The classified balance sheet shows various information under different subcategories. In simpler terms, the major items such as assets, shareholders’ equity & liabilities, and so on are further sub-categorized. The organizations do that to make it more easily readable than the usual listing of all the accounts on the balance sheet. Someone looking at the classified balance sheet for the first time can find information more easily and extract the exact information required.
Objective of Classified Balance Sheet
- Easily understand and analyze the financial position of the business.
- Ascertain the amount and nature of the liabilities easily.
- Easily ascertain the position of assets to pay for the current liabilities.
- Understand changing trends in assets and liabilities.
- Easily understand the profit and loss trend of the business.
- Understand unpaid and prepaid expenses easily.
- Easily understand the debt position of the company.
- Offers a crisp and crystal clear view of the business to anyone.
- It makes it easy to calculate ratios.
- Instills confidence and trust in the investors and creditors.
- Easy for regulators to analyze the financial health of a company.

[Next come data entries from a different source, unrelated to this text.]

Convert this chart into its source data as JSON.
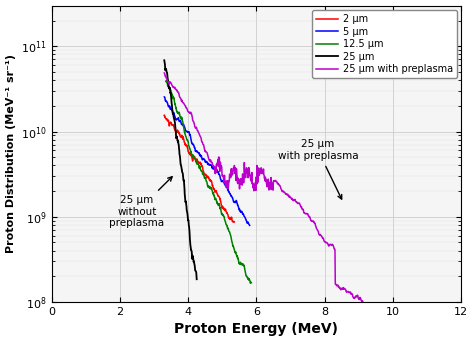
{
  "xlabel": "Proton Energy (MeV)",
  "ylabel": "Proton Distribution (MeV⁻¹ sr⁻¹)",
  "xlim": [
    0,
    12
  ],
  "ylim_log": [
    100000000.0,
    300000000000.0
  ],
  "xticks": [
    0,
    2,
    4,
    6,
    8,
    10,
    12
  ],
  "legend_labels": [
    "2 μm",
    "5 μm",
    "12.5 μm",
    "25 μm",
    "25 μm with preplasma"
  ],
  "colors": [
    "red",
    "blue",
    "green",
    "black",
    "#bb00cc"
  ],
  "annotation1_text": "25 μm\nwithout\npreplasma",
  "annotation2_text": "25 μm\nwith preplasma",
  "background_color": "#f5f5f5"
}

There is no set format for a classified balance sheet. Management can decide on the classifications to use based on what’s important to them and the stakeholders. However, some of the common classifications in the classified balance sheet are:
The term asset in the balance sheet represents both long-term and short-term assets. However, this classification is further broken into five different assets as follows:
These are the assets that one can quickly convert into cash and use for paying the near-term liabilities. Under this category, the assets that one can convert into cash within one year or within one operating cycle come. While listing the assets on the balance sheet, the most liquid assets or the ones that one can easily convert into cash should come first. For instance, cash, receivables, short-term investments, and so on. After these listings, inventories and prepaid expenses should come.

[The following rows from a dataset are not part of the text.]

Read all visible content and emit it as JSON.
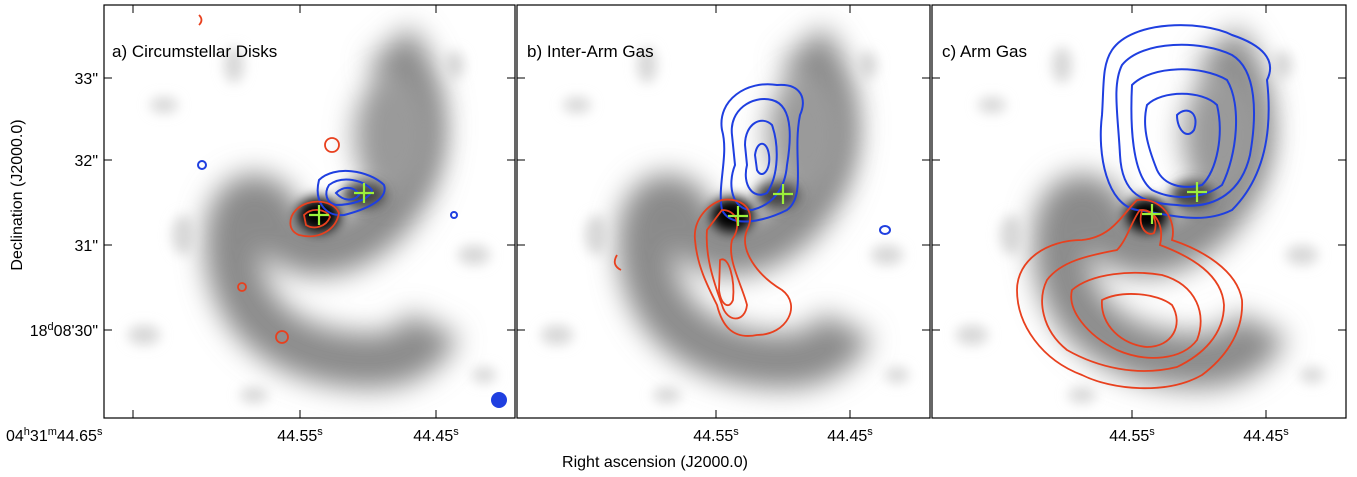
{
  "panels": [
    {
      "title": "a) Circumstellar Disks"
    },
    {
      "title": "b) Inter-Arm Gas"
    },
    {
      "title": "c) Arm Gas"
    }
  ],
  "x_axis": {
    "label": "Right ascension (J2000.0)",
    "ticks_a": [
      [
        "04",
        "h",
        "31",
        "m",
        "44.65",
        "s"
      ],
      [
        "44.55",
        "s"
      ],
      [
        "44.45",
        "s"
      ]
    ],
    "ticks_b": [
      [
        "44.55",
        "s"
      ],
      [
        "44.45",
        "s"
      ]
    ],
    "ticks_c": [
      [
        "44.55",
        "s"
      ],
      [
        "44.45",
        "s"
      ]
    ]
  },
  "y_axis": {
    "label": "Declination (J2000.0)",
    "ticks": [
      [
        "33\""
      ],
      [
        "32\""
      ],
      [
        "31\""
      ],
      [
        "18",
        "d",
        "08'30\""
      ]
    ]
  }
}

This includes the speculative purchase of the land, a fund for plant expansion, a redeemable fund from the insurance policies, and investment from other entities.

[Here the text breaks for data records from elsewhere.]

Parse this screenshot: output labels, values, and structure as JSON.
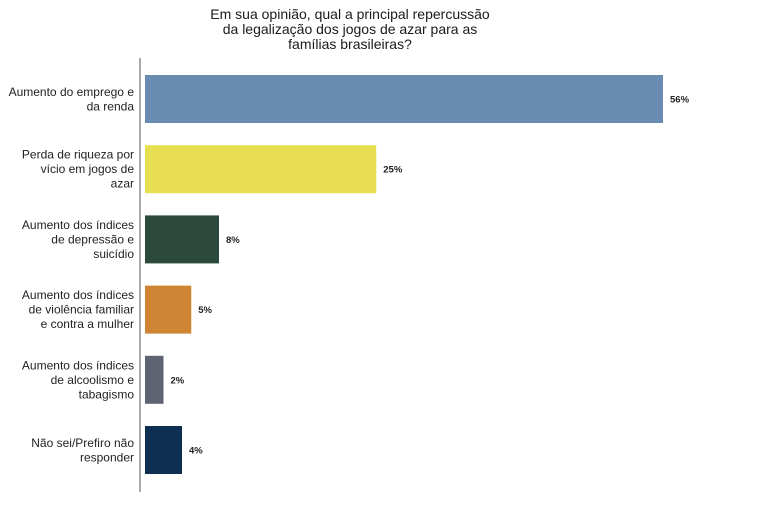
{
  "chart_data": {
    "type": "bar",
    "orientation": "horizontal",
    "title": "Em sua opinião, qual a principal repercussão\nda legalização dos jogos de azar para as\nfamílias brasileiras?",
    "categories": [
      [
        "Aumento do emprego e",
        "da renda"
      ],
      [
        "Perda de riqueza por",
        "vício em jogos de",
        "azar"
      ],
      [
        "Aumento dos índices",
        "de depressão e",
        "suicídio"
      ],
      [
        "Aumento dos índices",
        "de violência familiar",
        "e contra a mulher"
      ],
      [
        "Aumento dos índices",
        "de alcoolismo e",
        "tabagismo"
      ],
      [
        "Não sei/Prefiro não",
        "responder"
      ]
    ],
    "values": [
      56,
      25,
      8,
      5,
      2,
      4
    ],
    "value_labels": [
      "56%",
      "25%",
      "8%",
      "5%",
      "2%",
      "4%"
    ],
    "colors": [
      "#6a8bb2",
      "#e8de52",
      "#2c4a3c",
      "#cf8533",
      "#5f6472",
      "#0f2f52"
    ],
    "xlim": [
      0,
      60
    ],
    "grid": false,
    "legend": "none"
  }
}
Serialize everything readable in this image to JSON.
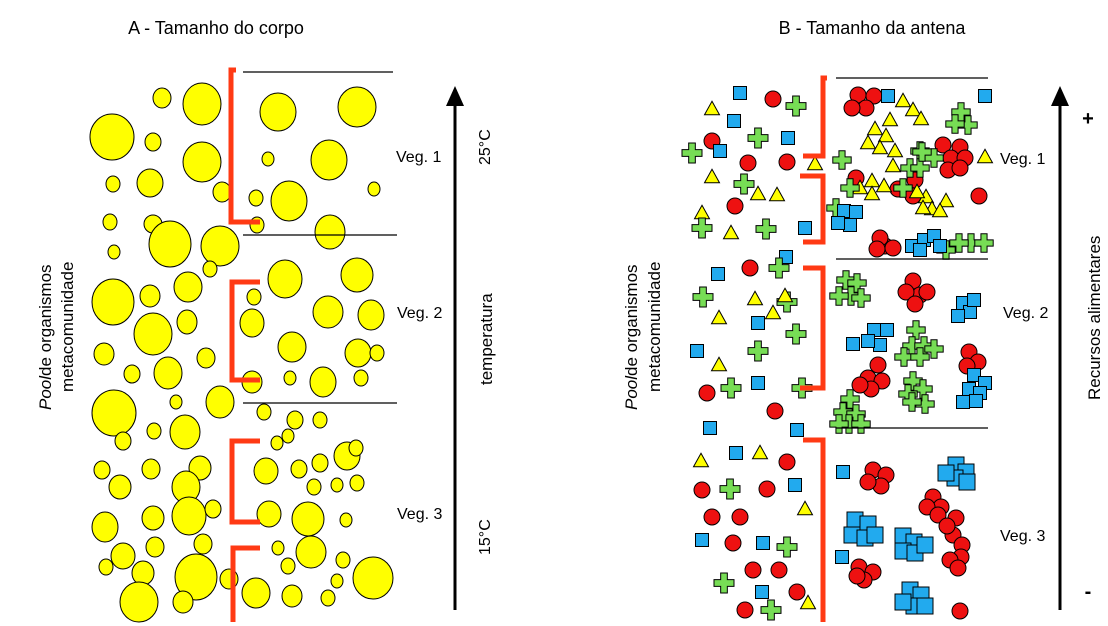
{
  "panel_a": {
    "title": "A - Tamanho  do corpo",
    "pool_label": "Pool",
    "pool_label_rest": "de organismos",
    "metacom_label": "metacomunidade",
    "veg_labels": [
      "Veg. 1",
      "Veg. 2",
      "Veg. 3"
    ],
    "axis_label": "temperatura",
    "temp_high": "25°C",
    "temp_low": "15°C"
  },
  "panel_b": {
    "title": "B - Tamanho da antena",
    "pool_label": "Pool",
    "pool_label_rest": "de organismos",
    "metacom_label": "metacomunidade",
    "veg_labels": [
      "Veg. 1",
      "Veg. 2",
      "Veg. 3"
    ],
    "axis_label": "Recursos alimentares",
    "sign_plus": "+",
    "sign_minus": "-"
  },
  "colors": {
    "circle_fill": "#ffff00",
    "barrier": "#ff3a14",
    "red": "#ee1111",
    "blue": "#22aaee",
    "green": "#77dd55",
    "yellow": "#ffff00"
  }
}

Property, Plant, and Equipment
Under this, the companies put buildings, land, and the machinery that a company buys and uses for the business operations.
As the name suggests, these assets do not have any physical existence. Such assets are patents, goodwill, copyrights, and similar items.
Assets that don’t fit anywhere else come under this category. For example, special long-term receivables.
The liability section is classified into:
Just like Current Assets, current liabilities include items that would mature for payment or liquidation within one year. A company maintains current assets to pay for the current liabilities.
Long Term Liability
Obligations that are not currently come under long-term liability. For example, bank loans, mortgage notes, and deferred taxes. However, there might be cases where some long-term notes could be partially current and partially long-term. For example, the principal amount of the loan due next year will come under current liability, and the rest will come under long-term liability.
Classification of equity in the financial statement depends on the type of business. Usual types of business are a partnership, sole proprietorships, and corporations. In a sole proprietorship, a single capital account comes, while a partnership business maintains a separate capital account for each partner.
In the case of a corporation, the company divides the owner’s equity into share capital and retained earnings. Retained earnings are the profits that a company invests back in the business for its expansion and development.
Classified vs. Unclassified Statement
Large organizations and businesses who want their balance sheet to be more detailed go for classified balance sheets. Big organizations have a large number of accounts. Therefore an unclassified balance sheet would increase the confusion leading the management to make subpar decisions.
On the other hand, smaller companies that do not have many items to show on the balance sheet use unclassified balance sheets. Since such companies don’t have many accounts to show, the classification does not make any sense. The balance sheet for these companies follows the same format but without subsections. However, even in an unclassified balance sheet, an account manager considers the liquidity and durability of the assets and liabilities, respectively. Durability means short and long liabilities, and liquidity applies to assets, i.e., fixed and current assets.
In a classified balance sheet, assets are shown first. The first head is current assets, followed by investment, Property, plant, equipment, and then intangible assets. After the assets, liabilities with several sub-classifications are shown, including long-term liabilities, owner’s equity, and current liabilities. As always, the total of assets must be equal to the total of liabilities and owner’s equity.
|Cash and cash equivalents|
|Other Current assets|
|Total Current Assets|
|Property, Plant, and Equipment|
|Furniture and fixtures|
|Total Property, Plant, and Equipment|
|Total Other Assets|
|Total Current Liabilities|
|Total Long-term Liabilities|
|Total Owner’s Equity|
|Total Liabilities and Owner’s Equity||XXX|
In short, classification in a balance sheet may vary by industry and thus may be different from the classification shown above. For instance, a manufacturing company will have more plant and equipment than a service firm. Nevertheless, you may adopt any system of classification, but once you adopt it, apply it consistently. This will ensure that your balance sheet is comparable over multiple accounting periods.